Objective c 使用Parse.com查询数组中的2个值
我需要查询parse.com以检查数组中是否存在2个指定值 文件指出: 您可以提供多个约束,只有当对象与所有约束匹配时,它们才会出现在结果中。换句话说,这就像约束的and 根据我的经验,情况并非如此 我这样问:Objective c 使用Parse.com查询数组中的2个值,objective-c,ios,parse-platform,Objective C,Ios,Parse Platform,我需要查询parse.com以检查数组中是否存在2个指定值 文件指出: 您可以提供多个约束,只有当对象与所有约束匹配时,它们才会出现在结果中。换句话说,这就像约束的and 根据我的经验,情况并非如此 我这样问: NSString *user1 = [self.users objectAtIndex:0]; NSString *user2 = [self.users objectAtIndex:1]; NSLog(@"User 1: %@", user1); NSLog(@"User 2: %@
NSString *user1 = [self.users objectAtIndex:0];
NSString *user2 = [self.users objectAtIndex:1];
NSLog(@"User 1: %@", user1);
NSLog(@"User 2: %@", user2);
PFQuery *gameQuery = [PFQuery queryWithClassName:@"GameObject"];
[gameQuery whereKey:@"users" equalTo:user1];
[gameQuery whereKey:@"users" equalTo:user2];
NSArray *gameObjects = [gameQuery findObjects];
NSLog(@"gameObjects: %@", gameObjects);
2012-04-21 14:12:23.656 Cargo[5435:707] User 1: 689XXX62
2012-04-21 14:12:23.658 Cargo[5435:707] User 2: 51XXXX994
[query whereKey: @"users"
containedIn: [NSArray arrayWithObjects: user1, user2, nil]];
NSString *user1 = [self.users objectAtIndex:0];
NSString *user2 = [self.users objectAtIndex:1];
NSLog(@"User 1: %@", user1);
NSLog(@"User 2: %@", user2);
PFQuery *gameQuery = [PFQuery queryWithClassName:@"GameObject"];
[gameQuery whereKey:@"users" equalTo:user1];
[gameQuery whereKey:@"users" equalTo:user2];
NSArray *gameObjects = [gameQuery findObjects];
NSLog(@"gameObjects: %@", gameObjects);
2012-04-21 14:12:23.656 Cargo[5435:707] User 1: 689XXX62
2012-04-21 14:12:23.658 Cargo[5435:707] User 2: 51XXXX994
[query whereKey: @"users"
containedIn: [NSArray arrayWithObjects: user1, user2, nil]];
2012-04-21 14:12:24.614货物[5435:707]游戏对象:{
用户=(
8xx66,
51XX994
);
}
如何解决此问题?来自解析头文档:
/*!
Add a constraint to the query that requires a particular key's object to be contained in the provided array.

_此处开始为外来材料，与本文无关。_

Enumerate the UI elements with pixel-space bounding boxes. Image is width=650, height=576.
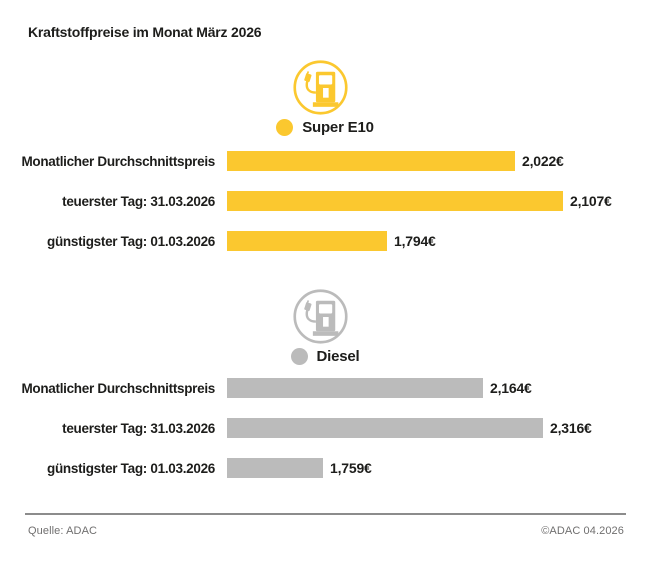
bar-value-label: 2,164€ <box>490 380 532 396</box>
bar-label: günstigster Tag: 01.03.2026 <box>47 233 215 249</box>
bar-value-label: 1,794€ <box>394 233 436 249</box>
bar-value-label: 1,759€ <box>330 460 372 476</box>
bar-diesel-max <box>227 418 543 438</box>
bar-value-label: 2,107€ <box>570 193 612 209</box>
bar-row-diesel-min: günstigster Tag: 01.03.2026 1,759€ <box>0 457 372 479</box>
copyright-label: ©ADAC 04.2026 <box>541 525 624 537</box>
legend-dot-super <box>276 118 294 136</box>
source-label: Quelle: ADAC <box>28 525 98 537</box>
bar-label: teuerster Tag: 31.03.2026 <box>62 420 215 436</box>
page-title: Kraftstoffpreise im Monat März 2026 <box>28 24 262 40</box>
bar-super-max <box>227 191 563 211</box>
bar-row-super-max: teuerster Tag: 31.03.2026 2,107€ <box>0 190 612 212</box>
bar-row-super-min: günstigster Tag: 01.03.2026 1,794€ <box>0 230 436 252</box>
bar-super-average <box>227 151 515 171</box>
footer-divider <box>25 513 626 515</box>
bar-label: Monatlicher Durchschnittspreis <box>21 380 215 396</box>
legend-diesel: Diesel <box>0 346 650 366</box>
bar-label: Monatlicher Durchschnittspreis <box>21 153 215 169</box>
bar-row-diesel-average: Monatlicher Durchschnittspreis 2,164€ <box>0 377 532 399</box>
legend-label-super: Super E10 <box>302 118 374 136</box>
bar-diesel-min <box>227 458 323 478</box>
bar-label: teuerster Tag: 31.03.2026 <box>62 193 215 209</box>
bar-row-diesel-max: teuerster Tag: 31.03.2026 2,316€ <box>0 417 592 439</box>
bar-diesel-average <box>227 378 483 398</box>
bar-row-super-average: Monatlicher Durchschnittspreis 2,022€ <box>0 150 564 172</box>
legend-dot-diesel <box>290 347 308 365</box>
bar-value-label: 2,316€ <box>550 420 592 436</box>
legend-super-e10: Super E10 <box>0 117 650 137</box>
fuel-pump-icon-super <box>292 59 349 116</box>
legend-label-diesel: Diesel <box>316 347 360 365</box>
fuel-pump-icon-diesel <box>292 288 349 345</box>
bar-value-label: 2,022€ <box>522 153 564 169</box>
bar-label: günstigster Tag: 01.03.2026 <box>47 460 215 476</box>
bar-super-min <box>227 231 387 251</box>
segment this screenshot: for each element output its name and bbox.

@param key The key to be constrained.
@param array The possible values for the key's object.
*/
- (void)whereKey:(NSString *)key containedIn:(NSArray *)array;
NSString *user1 = [self.users objectAtIndex:0];
NSString *user2 = [self.users objectAtIndex:1];
NSLog(@"User 1: %@", user1);
NSLog(@"User 2: %@", user2);
PFQuery *gameQuery = [PFQuery queryWithClassName:@"GameObject"];
[gameQuery whereKey:@"users" equalTo:user1];
[gameQuery whereKey:@"users" equalTo:user2];
NSArray *gameObjects = [gameQuery findObjects];
NSLog(@"gameObjects: %@", gameObjects);
2012-04-21 14:12:23.656 Cargo[5435:707] User 1: 689XXX62
2012-04-21 14:12:23.658 Cargo[5435:707] User 2: 51XXXX994
[query whereKey: @"users"
containedIn: [NSArray arrayWithObjects: user1, user2, nil]];
- (void)whereKey:(NSString *)key containsAllObjectsInArray:(NSArray *)array;
不。。。如果我需要找到其中一个,这个方法就行了。我需要找到两个。对不起,我误解了你的问题。看起来你需要一个“和”版本的orQueryWithSubqueries:我会给解析人员发一封电子邮件,他们很容易接受。